KALSELMAJU.COM, BANJARMASIN – Wakil Menteri Pendidikan Dasar dan Menengah (Wamendikdasmen), Fajar Riza Ul Haq, melakukan inspeksi mendadak ke dua sekolah di Banjarmasin. Inspeksi ini dalam rangka meninjau pelaksanaan Seleksi Penerimaan Murid Baru (SPMB) tahun ajaran 2025/2026, Jumat (20/6/2025).
Inspeksi ini merupakan bagian dari komitmen untuk memastikan bahwa proses penerimaan berjalan lancar dalam setiap aspek Seleksi Penerimaan Murid Baru.
Kunjungan ini berlangsung di SMPN 7 dan SMAN 3 Banjarmasin. Turut mendampingi Wali Kota Banjarmasin, Muhammad Yamin HR. Plt Kepala Dinas Pendidikan Kota Banjarmasin, Ryan Utama, juga hadir dalam memantau proses penerimaan murid di sekolah-sekolah tersebut.
Wamen menegaskan komitmennya terhadap pelaksanaan sistem penerimaan murid baru yang adil, transparan, dan akuntabel dalam seluruh tahapan SPMB dan dalam semua proses Seleksi Penerimaan Murid Baru.

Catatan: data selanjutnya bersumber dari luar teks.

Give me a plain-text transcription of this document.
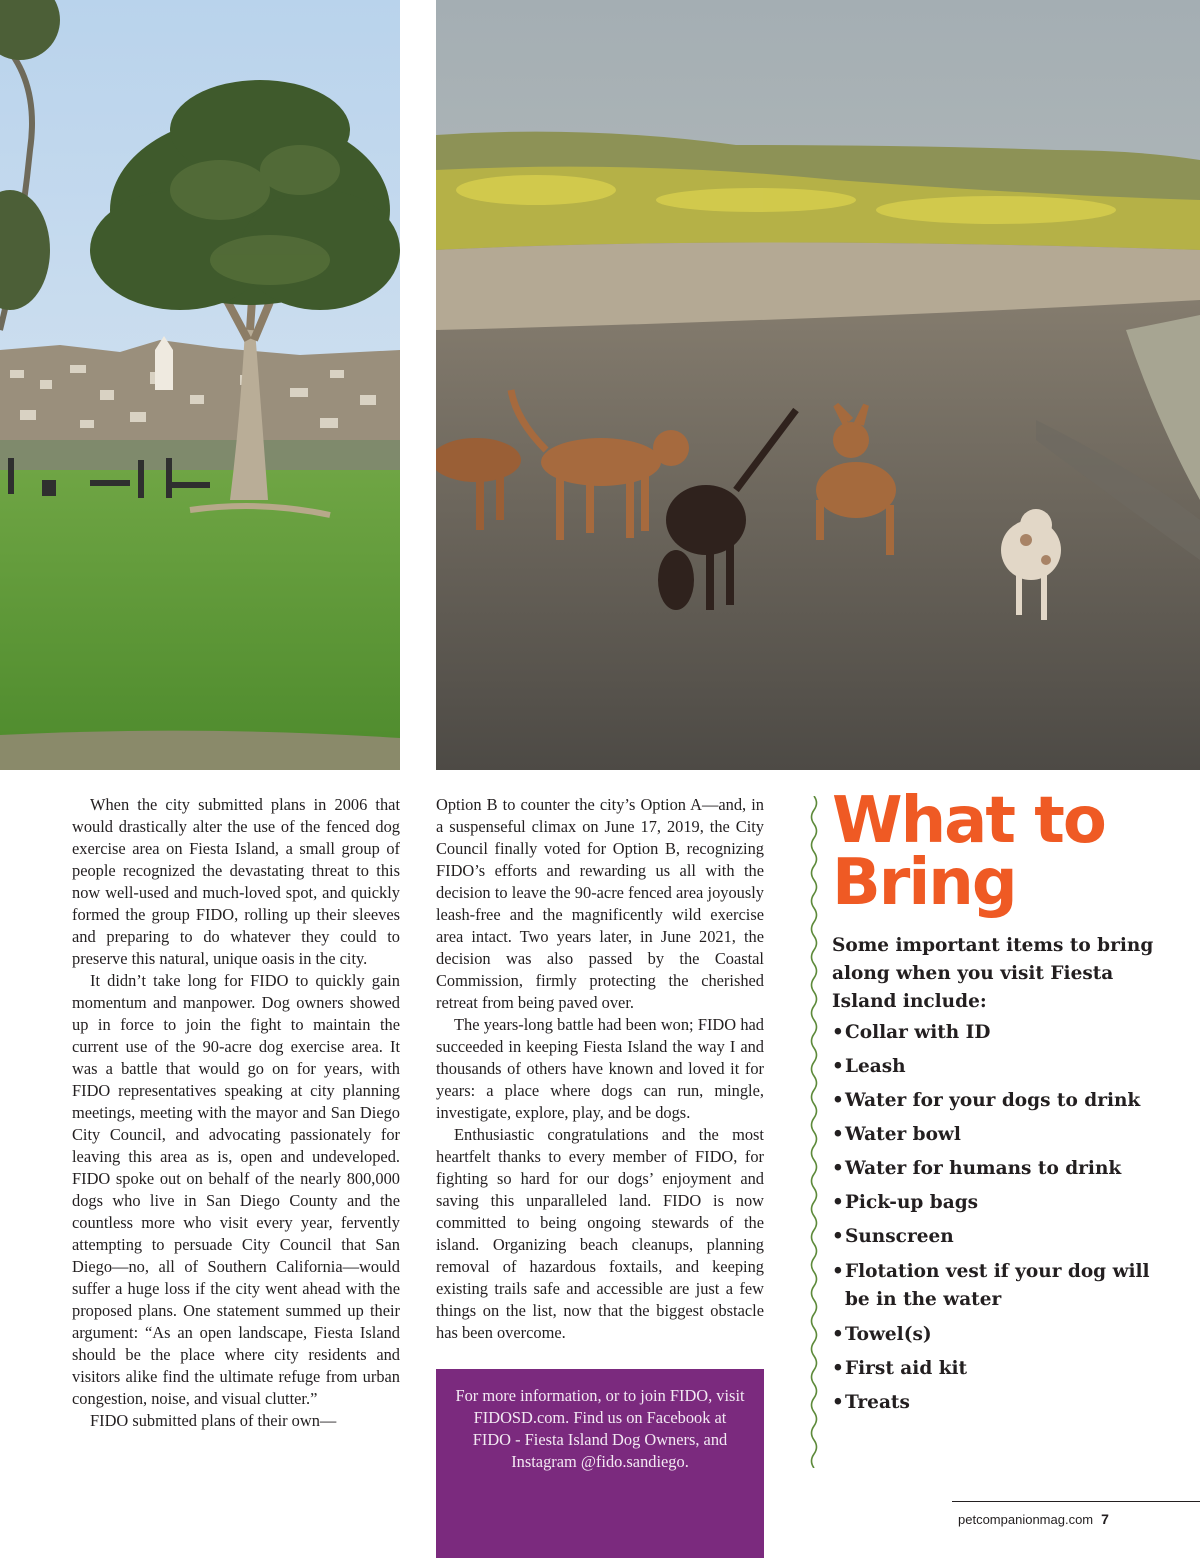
When the city submitted plans in 2006 that would drastically alter the use of the fenced dog exercise area on Fiesta Island, a small group of people recognized the devastating threat to this now well-used and much-loved spot, and quickly formed the group FIDO, rolling up their sleeves and preparing to do whatever they could to preserve this natural, unique oasis in the city.

It didn’t take long for FIDO to quickly gain momentum and manpower. Dog owners showed up in force to join the fight to maintain the current use of the 90-acre dog exercise area. It was a battle that would go on for years, with FIDO representatives speaking at city planning meetings, meeting with the mayor and San Diego City Council, and advocating passionately for leaving this area as is, open and undeveloped. FIDO spoke out on behalf of the nearly 800,000 dogs who live in San Diego County and the countless more who visit every year, fervently attempting to persuade City Council that San Diego—no, all of Southern California—would suffer a huge loss if the city went ahead with the proposed plans. One statement summed up their argument: “As an open landscape, Fiesta Island should be the place where city residents and visitors alike find the ultimate refuge from urban congestion, noise, and visual clutter.”

FIDO submitted plans of their own—

Option B to counter the city’s Option A—and, in a suspenseful climax on June 17, 2019, the City Council finally voted for Option B, recognizing FIDO’s efforts and rewarding us all with the decision to leave the 90-acre fenced area joyously leash-free and the magnificently wild exercise area intact. Two years later, in June 2021, the decision was also passed by the Coastal Commission, firmly protecting the cherished retreat from being paved over.

The years-long battle had been won; FIDO had succeeded in keeping Fiesta Island the way I and thousands of others have known and loved it for years: a place where dogs can run, mingle, investigate, explore, play, and be dogs.

Enthusiastic congratulations and the most heartfelt thanks to every member of FIDO, for fighting so hard for our dogs’ enjoyment and saving this unparalleled land. FIDO is now committed to being ongoing stewards of the island. Organizing beach cleanups, planning removal of hazardous foxtails, and keeping existing trails safe and accessible are just a few things on the list, now that the biggest obstacle has been overcome.

For more information, or to join FIDO, visit FIDOSD.com. Find us on Facebook at FIDO - Fiesta Island Dog Owners, and Instagram @fido.sandiego.
What to Bring

Some important items to bring along when you visit Fiesta Island include:

• Collar with ID
• Leash
• Water for your dogs to drink
• Water bowl
• Water for humans to drink
• Pick-up bags
• Sunscreen
• Flotation vest if your dog will be in the water
• Towel(s)
• First aid kit
• Treats

petcompanionmag.com 7
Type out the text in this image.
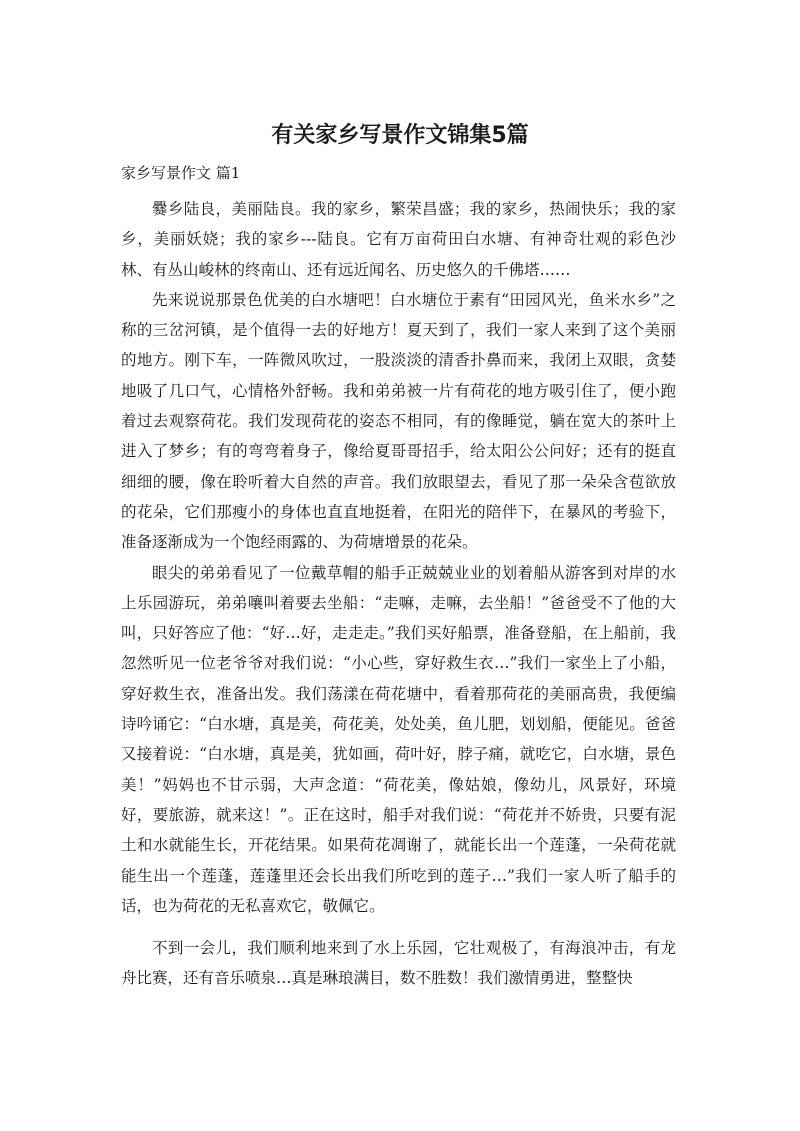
有关家乡写景作文锦集5篇

家乡写景作文 篇1

爨乡陆良，美丽陆良。我的家乡，繁荣昌盛；我的家乡，热闹快乐；我的家乡，美丽妖娆；我的家乡---陆良。它有万亩荷田白水塘、有神奇壮观的彩色沙林、有丛山峻林的终南山、还有远近闻名、历史悠久的千佛塔……

先来说说那景色优美的白水塘吧！白水塘位于素有“田园风光，鱼米水乡”之称的三岔河镇，是个值得一去的好地方！夏天到了，我们一家人来到了这个美丽的地方。刚下车，一阵微风吹过，一股淡淡的清香扑鼻而来，我闭上双眼，贪婪地吸了几口气，心情格外舒畅。我和弟弟被一片有荷花的地方吸引住了，便小跑着过去观察荷花。我们发现荷花的姿态不相同，有的像睡觉，躺在宽大的茶叶上进入了梦乡；有的弯弯着身子，像给夏哥哥招手，给太阳公公问好；还有的挺直细细的腰，像在聆听着大自然的声音。我们放眼望去，看见了那一朵朵含苞欲放的花朵，它们那瘦小的身体也直直地挺着，在阳光的陪伴下，在暴风的考验下，准备逐渐成为一个饱经雨露的、为荷塘增景的花朵。

眼尖的弟弟看见了一位戴草帽的船手正兢兢业业的划着船从游客到对岸的水上乐园游玩，弟弟嚷叫着要去坐船：“走嘛，走嘛，去坐船！”爸爸受不了他的大叫，只好答应了他：“好…好，走走走。”我们买好船票，准备登船，在上船前，我忽然听见一位老爷爷对我们说：“小心些，穿好救生衣…”我们一家坐上了小船，穿好救生衣，准备出发。我们荡漾在荷花塘中，看着那荷花的美丽高贵，我便编诗吟诵它：“白水塘，真是美，荷花美，处处美，鱼儿肥，划划船，便能见。爸爸又接着说：“白水塘，真是美，犹如画，荷叶好，脖子痛，就吃它，白水塘，景色美！”妈妈也不甘示弱，大声念道：“荷花美，像姑娘，像幼儿，风景好，环境好，要旅游，就来这！”。正在这时，船手对我们说：“荷花并不娇贵，只要有泥土和水就能生长，开花结果。如果荷花凋谢了，就能长出一个莲蓬，一朵荷花就能生出一个莲蓬，莲蓬里还会长出我们所吃到的莲子…”我们一家人听了船手的话，也为荷花的无私喜欢它，敬佩它。

不到一会儿，我们顺利地来到了水上乐园，它壮观极了，有海浪冲击，有龙舟比赛，还有音乐喷泉…真是琳琅满目，数不胜数！我们激情勇进，整整快
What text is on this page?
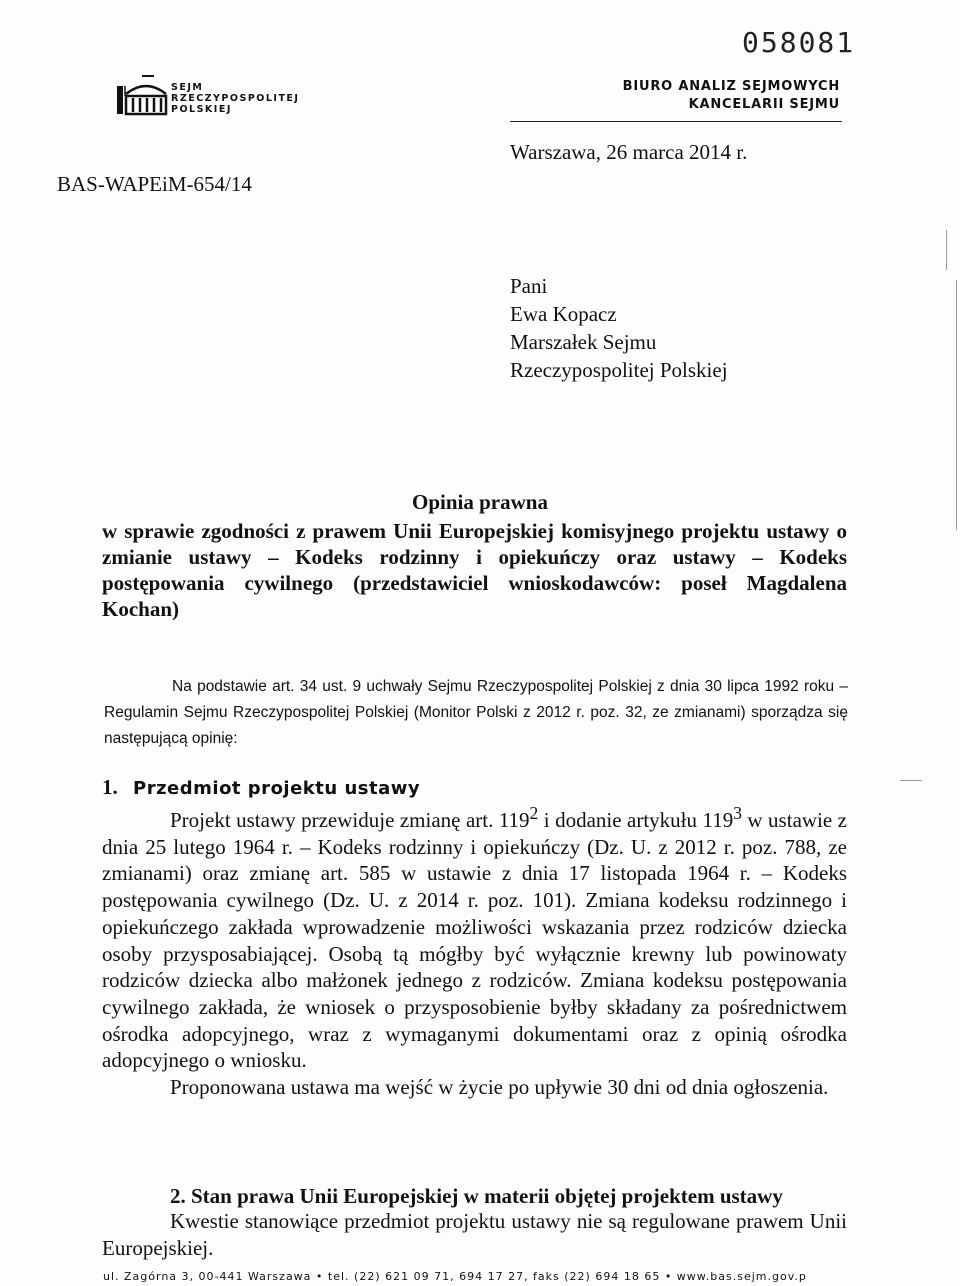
058081
SEJM
RZECZYPOSPOLITEJ
POLSKIEJ
BIURO ANALIZ SEJMOWYCH
KANCELARII SEJMU
Warszawa, 26 marca 2014 r.
BAS-WAPEiM-654/14
Pani
Ewa Kopacz
Marszałek Sejmu
Rzeczypospolitej Polskiej
Opinia prawna
w sprawie zgodności z prawem Unii Europejskiej komisyjnego projektu ustawy o zmianie ustawy – Kodeks rodzinny i opiekuńczy oraz ustawy – Kodeks postępowania cywilnego (przedstawiciel wnioskodawców: poseł Magdalena Kochan)
Na podstawie art. 34 ust. 9 uchwały Sejmu Rzeczypospolitej Polskiej z dnia 30 lipca 1992 roku – Regulamin Sejmu Rzeczypospolitej Polskiej (Monitor Polski z 2012 r. poz. 32, ze zmianami) sporządza się następującą opinię:
1. Przedmiot projektu ustawy
Projekt ustawy przewiduje zmianę art. $119^2$ i dodanie artykułu $119^3$ w ustawie z dnia 25 lutego 1964 r. – Kodeks rodzinny i opiekuńczy (Dz. U. z 2012 r. poz. 788, ze zmianami) oraz zmianę art. 585 w ustawie z dnia 17 listopada 1964 r. – Kodeks postępowania cywilnego (Dz. U. z 2014 r. poz. 101). Zmiana kodeksu rodzinnego i opiekuńczego zakłada wprowadzenie możliwości wskazania przez rodziców dziecka osoby przysposabiającej. Osobą tą mógłby być wyłącznie krewny lub powinowaty rodziców dziecka albo małżonek jednego z rodziców. Zmiana kodeksu postępowania cywilnego zakłada, że wniosek o przysposobienie byłby składany za pośrednictwem ośrodka adopcyjnego, wraz z wymaganymi dokumentami oraz z opinią ośrodka adopcyjnego o wniosku.
Proponowana ustawa ma wejść w życie po upływie 30 dni od dnia ogłoszenia.
2. Stan prawa Unii Europejskiej w materii objętej projektem ustawy
Kwestie stanowiące przedmiot projektu ustawy nie są regulowane prawem Unii Europejskiej.
ul. Zagórna 3, 00-441 Warszawa • tel. (22) 621 09 71, 694 17 27, faks (22) 694 18 65 • www.bas.sejm.gov.p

“Secara umum saya tidak menemukan kendala yang berarti dan tadi saya mendapatkan penjelasan cukup lengkap dari panitia dan dinas pendidikan,” ucapnya.
Fajar menjelaskan, tahun ini pemerintah memberlakukan empat jalur penerimaan siswa secara nasional, yakni jalur Domisili, Afirmasi, Prestasi (akademik dan non-akademik), serta Zonasi
“Ini benar-benar ditegakan agar tidak ada menimbulkan kerugian bagi hak siswa. Ini pesan langsung dari Bapak Presiden,” tandasnya, dalam konteks Seleksi Penerimaan Murid Baru.
Kendati demikian, belum ada kejelasan apakah sistem validasi data siswa di setiap jalur sudah menggunakan teknologi yang meminimalisir manipulasi. Misalnya dalam pembuktian domisili dan prestasi non-akademik.
Pihak-pihak tertentu sering menyalahgunakan sistem afirmasi, sehingga menuai kritik, terutama dalam seleksi murid baru ke sekolah favorit.
Wamedikdasmen Beri Apresiasi Pemko Banjarmasin
Wamendikdasmen juga menyampaikan apresiasi terhadap pemerintah kota Banjarmasin atas dukungannya.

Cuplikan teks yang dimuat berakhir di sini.